TITLE:  Application of AI-based methods to quantum metrology and quantum algorithm optimization   

AUTHOR: Sunny Xin Wang Department of Physics, City University of Hong Kong, Hong Kong SAR, China 

INVITED BY: Xi Chen

WHEN: July, 28 - 12PM

WHERE: Salón de Actos, ICMM

Abstract:

Recent advances in Artificial Intelligence have profoundly influenced science and technology, in particular quantum technologies. In this talk, we present our recent works illustrating how reinforcement learning (RL) and physics-informed neural networks (PINN) can be applied to quantum metrology and quantum algorithm optimization while improving resource efficiency across the quantum workflow.  First, we proposed RL algorithm which can discover generalizable quantum control strategies for parameter estimation tasks. By learning policies that remain effective across a range of parameter values, it enables adaptive control protocols that avoid repeated recalculation of optimal strategies during iterative estimation procedures [1]. Building on this idea, we introduce a reinforcement-learning-based framework for automated circuit architecture discovery in variational quantum sensing. By treating circuit structure as a trainable object and enabling distributed architecture search under hardware constraints, the method adaptively explores state preparation and measurement designs, achieving improved sensitivity and resource efficiency compared with fixed ansatzes [2]. We then present PINN approaches that enhance quantum system characterization and variational algorithm optimization. For Hamiltonian learning, we propose inverse physics-informed neural networks that incorporate the Schrödinger equation into the training objective, enabling accurate inference of system parameters from limited noisy measurements while maintaining physical consistency [3]. Finally, for noisy variational quantum algorithms, we introduce a physics-informed denoising network that learns the effective optimization dynamics under an error-mitigated cost landscape, significantly reducing the number of required circuit executions while preserving the correct optimization trajectory [4]. These results illustrate how AI-driven approaches can improve efficiency across multiple layers of the quantum computing stack and highlight the growing role of AI as a key enabler for scalable quantum technologies.  

 

References:

[1] Generalizable control for quantum parameter estimation through reinforcement learning, H. Xu, J. Li, L, Liu et al., npj Quantum Inf., 5, 82, 2019. 

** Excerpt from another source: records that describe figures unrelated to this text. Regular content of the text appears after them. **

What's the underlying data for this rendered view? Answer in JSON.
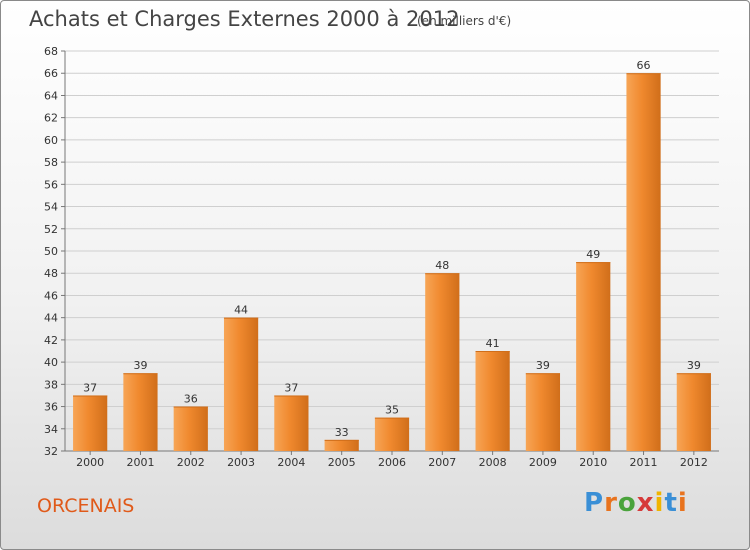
{
  "header": {
    "title": "Achats et Charges Externes 2000 à 2012",
    "unit": "(en milliers d'€)"
  },
  "footer": {
    "commune": "ORCENAIS",
    "logo_letters": [
      "P",
      "r",
      "o",
      "x",
      "i",
      "t",
      "i"
    ],
    "logo_colors": [
      "#3a8fd6",
      "#e8731e",
      "#4aa33c",
      "#d63a3a",
      "#f0b400",
      "#3a8fd6",
      "#e8731e"
    ]
  },
  "colors": {
    "bar": "#f0892e",
    "bar_light": "#f7a556",
    "bar_dark": "#d06e1a",
    "commune_text": "#e05a1a"
  },
  "chart_data": {
    "type": "bar",
    "title": "Achats et Charges Externes 2000 à 2012",
    "subtitle": "(en milliers d'€)",
    "categories": [
      "2000",
      "2001",
      "2002",
      "2003",
      "2004",
      "2005",
      "2006",
      "2007",
      "2008",
      "2009",
      "2010",
      "2011",
      "2012"
    ],
    "values": [
      37,
      39,
      36,
      44,
      37,
      33,
      35,
      48,
      41,
      39,
      49,
      66,
      39
    ],
    "ylim": [
      32,
      68
    ],
    "yticks": [
      32,
      34,
      36,
      38,
      40,
      42,
      44,
      46,
      48,
      50,
      52,
      54,
      56,
      58,
      60,
      62,
      64,
      66,
      68
    ],
    "grid": true,
    "data_labels": true
  }
}
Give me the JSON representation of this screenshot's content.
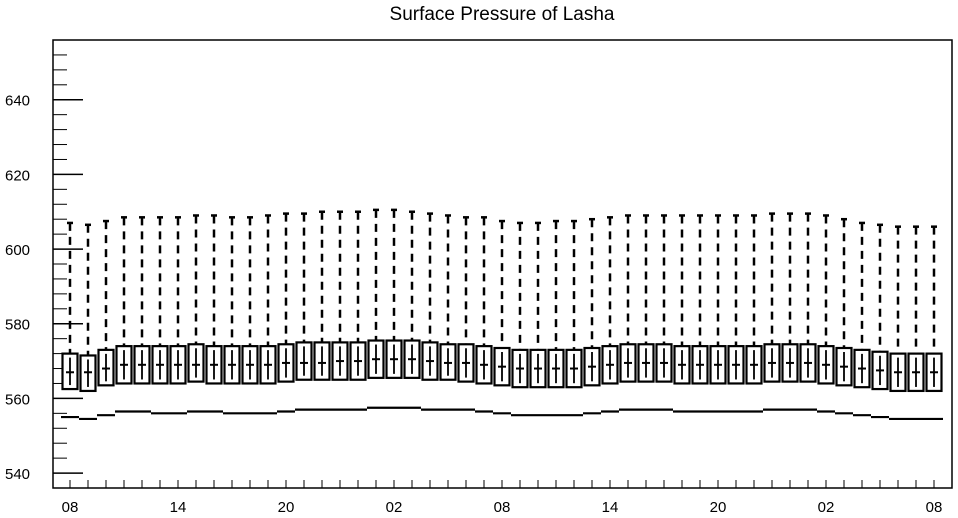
{
  "chart_data": {
    "type": "box",
    "title": "Surface Pressure of Lasha",
    "xlabel": "",
    "ylabel": "",
    "ylim": [
      536,
      656
    ],
    "y_ticks": [
      540,
      560,
      580,
      600,
      620,
      640
    ],
    "x_tick_labels": [
      "08",
      "14",
      "20",
      "02",
      "08",
      "14",
      "20",
      "02",
      "08"
    ],
    "x_tick_positions": [
      0,
      6,
      12,
      18,
      24,
      30,
      36,
      42,
      48
    ],
    "grid": false,
    "legend": "none",
    "boxes": [
      {
        "x": 0,
        "min": 555.0,
        "q1": 562.5,
        "median": 567.0,
        "q3": 572.0,
        "max": 607.0
      },
      {
        "x": 1,
        "min": 554.5,
        "q1": 562.0,
        "median": 567.0,
        "q3": 571.5,
        "max": 606.5
      },
      {
        "x": 2,
        "min": 555.5,
        "q1": 563.5,
        "median": 568.0,
        "q3": 573.0,
        "max": 607.5
      },
      {
        "x": 3,
        "min": 556.5,
        "q1": 564.0,
        "median": 569.0,
        "q3": 574.0,
        "max": 608.5
      },
      {
        "x": 4,
        "min": 556.5,
        "q1": 564.0,
        "median": 569.0,
        "q3": 574.0,
        "max": 608.5
      },
      {
        "x": 5,
        "min": 556.0,
        "q1": 564.0,
        "median": 569.0,
        "q3": 574.0,
        "max": 608.5
      },
      {
        "x": 6,
        "min": 556.0,
        "q1": 564.0,
        "median": 569.0,
        "q3": 574.0,
        "max": 608.5
      },
      {
        "x": 7,
        "min": 556.5,
        "q1": 564.5,
        "median": 569.0,
        "q3": 574.5,
        "max": 609.0
      },
      {
        "x": 8,
        "min": 556.5,
        "q1": 564.0,
        "median": 569.0,
        "q3": 574.0,
        "max": 609.0
      },
      {
        "x": 9,
        "min": 556.0,
        "q1": 564.0,
        "median": 569.0,
        "q3": 574.0,
        "max": 608.5
      },
      {
        "x": 10,
        "min": 556.0,
        "q1": 564.0,
        "median": 569.0,
        "q3": 574.0,
        "max": 608.5
      },
      {
        "x": 11,
        "min": 556.0,
        "q1": 564.0,
        "median": 569.0,
        "q3": 574.0,
        "max": 609.0
      },
      {
        "x": 12,
        "min": 556.5,
        "q1": 564.5,
        "median": 569.5,
        "q3": 574.5,
        "max": 609.5
      },
      {
        "x": 13,
        "min": 557.0,
        "q1": 565.0,
        "median": 569.5,
        "q3": 575.0,
        "max": 609.5
      },
      {
        "x": 14,
        "min": 557.0,
        "q1": 565.0,
        "median": 569.5,
        "q3": 575.0,
        "max": 610.0
      },
      {
        "x": 15,
        "min": 557.0,
        "q1": 565.0,
        "median": 570.0,
        "q3": 575.0,
        "max": 610.0
      },
      {
        "x": 16,
        "min": 557.0,
        "q1": 565.0,
        "median": 570.0,
        "q3": 575.0,
        "max": 610.0
      },
      {
        "x": 17,
        "min": 557.5,
        "q1": 565.5,
        "median": 570.5,
        "q3": 575.5,
        "max": 610.5
      },
      {
        "x": 18,
        "min": 557.5,
        "q1": 565.5,
        "median": 570.5,
        "q3": 575.5,
        "max": 610.5
      },
      {
        "x": 19,
        "min": 557.5,
        "q1": 565.5,
        "median": 570.5,
        "q3": 575.5,
        "max": 610.0
      },
      {
        "x": 20,
        "min": 557.0,
        "q1": 565.0,
        "median": 570.0,
        "q3": 575.0,
        "max": 609.5
      },
      {
        "x": 21,
        "min": 557.0,
        "q1": 565.0,
        "median": 569.5,
        "q3": 574.5,
        "max": 609.0
      },
      {
        "x": 22,
        "min": 557.0,
        "q1": 564.5,
        "median": 569.5,
        "q3": 574.5,
        "max": 608.5
      },
      {
        "x": 23,
        "min": 556.5,
        "q1": 564.0,
        "median": 569.0,
        "q3": 574.0,
        "max": 608.5
      },
      {
        "x": 24,
        "min": 556.0,
        "q1": 563.5,
        "median": 568.5,
        "q3": 573.5,
        "max": 607.5
      },
      {
        "x": 25,
        "min": 555.5,
        "q1": 563.0,
        "median": 568.0,
        "q3": 573.0,
        "max": 607.0
      },
      {
        "x": 26,
        "min": 555.5,
        "q1": 563.0,
        "median": 568.0,
        "q3": 573.0,
        "max": 607.0
      },
      {
        "x": 27,
        "min": 555.5,
        "q1": 563.0,
        "median": 568.0,
        "q3": 573.0,
        "max": 607.5
      },
      {
        "x": 28,
        "min": 555.5,
        "q1": 563.0,
        "median": 568.0,
        "q3": 573.0,
        "max": 607.5
      },
      {
        "x": 29,
        "min": 556.0,
        "q1": 563.5,
        "median": 568.5,
        "q3": 573.5,
        "max": 608.0
      },
      {
        "x": 30,
        "min": 556.5,
        "q1": 564.0,
        "median": 569.0,
        "q3": 574.0,
        "max": 608.5
      },
      {
        "x": 31,
        "min": 557.0,
        "q1": 564.5,
        "median": 569.5,
        "q3": 574.5,
        "max": 609.0
      },
      {
        "x": 32,
        "min": 557.0,
        "q1": 564.5,
        "median": 569.5,
        "q3": 574.5,
        "max": 609.0
      },
      {
        "x": 33,
        "min": 557.0,
        "q1": 564.5,
        "median": 569.5,
        "q3": 574.5,
        "max": 609.0
      },
      {
        "x": 34,
        "min": 556.5,
        "q1": 564.0,
        "median": 569.0,
        "q3": 574.0,
        "max": 609.0
      },
      {
        "x": 35,
        "min": 556.5,
        "q1": 564.0,
        "median": 569.0,
        "q3": 574.0,
        "max": 609.0
      },
      {
        "x": 36,
        "min": 556.5,
        "q1": 564.0,
        "median": 569.0,
        "q3": 574.0,
        "max": 609.0
      },
      {
        "x": 37,
        "min": 556.5,
        "q1": 564.0,
        "median": 569.0,
        "q3": 574.0,
        "max": 609.0
      },
      {
        "x": 38,
        "min": 556.5,
        "q1": 564.0,
        "median": 569.0,
        "q3": 574.0,
        "max": 609.0
      },
      {
        "x": 39,
        "min": 557.0,
        "q1": 564.5,
        "median": 569.5,
        "q3": 574.5,
        "max": 609.5
      },
      {
        "x": 40,
        "min": 557.0,
        "q1": 564.5,
        "median": 569.5,
        "q3": 574.5,
        "max": 609.5
      },
      {
        "x": 41,
        "min": 557.0,
        "q1": 564.5,
        "median": 569.5,
        "q3": 574.5,
        "max": 609.5
      },
      {
        "x": 42,
        "min": 556.5,
        "q1": 564.0,
        "median": 569.0,
        "q3": 574.0,
        "max": 609.0
      },
      {
        "x": 43,
        "min": 556.0,
        "q1": 563.5,
        "median": 568.5,
        "q3": 573.5,
        "max": 608.0
      },
      {
        "x": 44,
        "min": 555.5,
        "q1": 563.0,
        "median": 568.0,
        "q3": 573.0,
        "max": 607.0
      },
      {
        "x": 45,
        "min": 555.0,
        "q1": 562.5,
        "median": 567.5,
        "q3": 572.5,
        "max": 606.5
      },
      {
        "x": 46,
        "min": 554.5,
        "q1": 562.0,
        "median": 567.0,
        "q3": 572.0,
        "max": 606.0
      },
      {
        "x": 47,
        "min": 554.5,
        "q1": 562.0,
        "median": 567.0,
        "q3": 572.0,
        "max": 606.0
      },
      {
        "x": 48,
        "min": 554.5,
        "q1": 562.0,
        "median": 567.0,
        "q3": 572.0,
        "max": 606.0
      }
    ]
  }
}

[2] Automating Variational Quantum Sensing through Reinforcement-Learned Circuit Structures, J. Liu, X. Wang, in preparation. 

[3] Hamiltonian learning via inverse physics-informed neural networks, J. Liu, X. Wang, Phys. Rev. Research, 7, 043137, 2025. 

[4] Accelerating Noisy Variational Quantum Algorithms with Physics-Informed Denoising Networks, J. Liu, X. Wang, in preparation.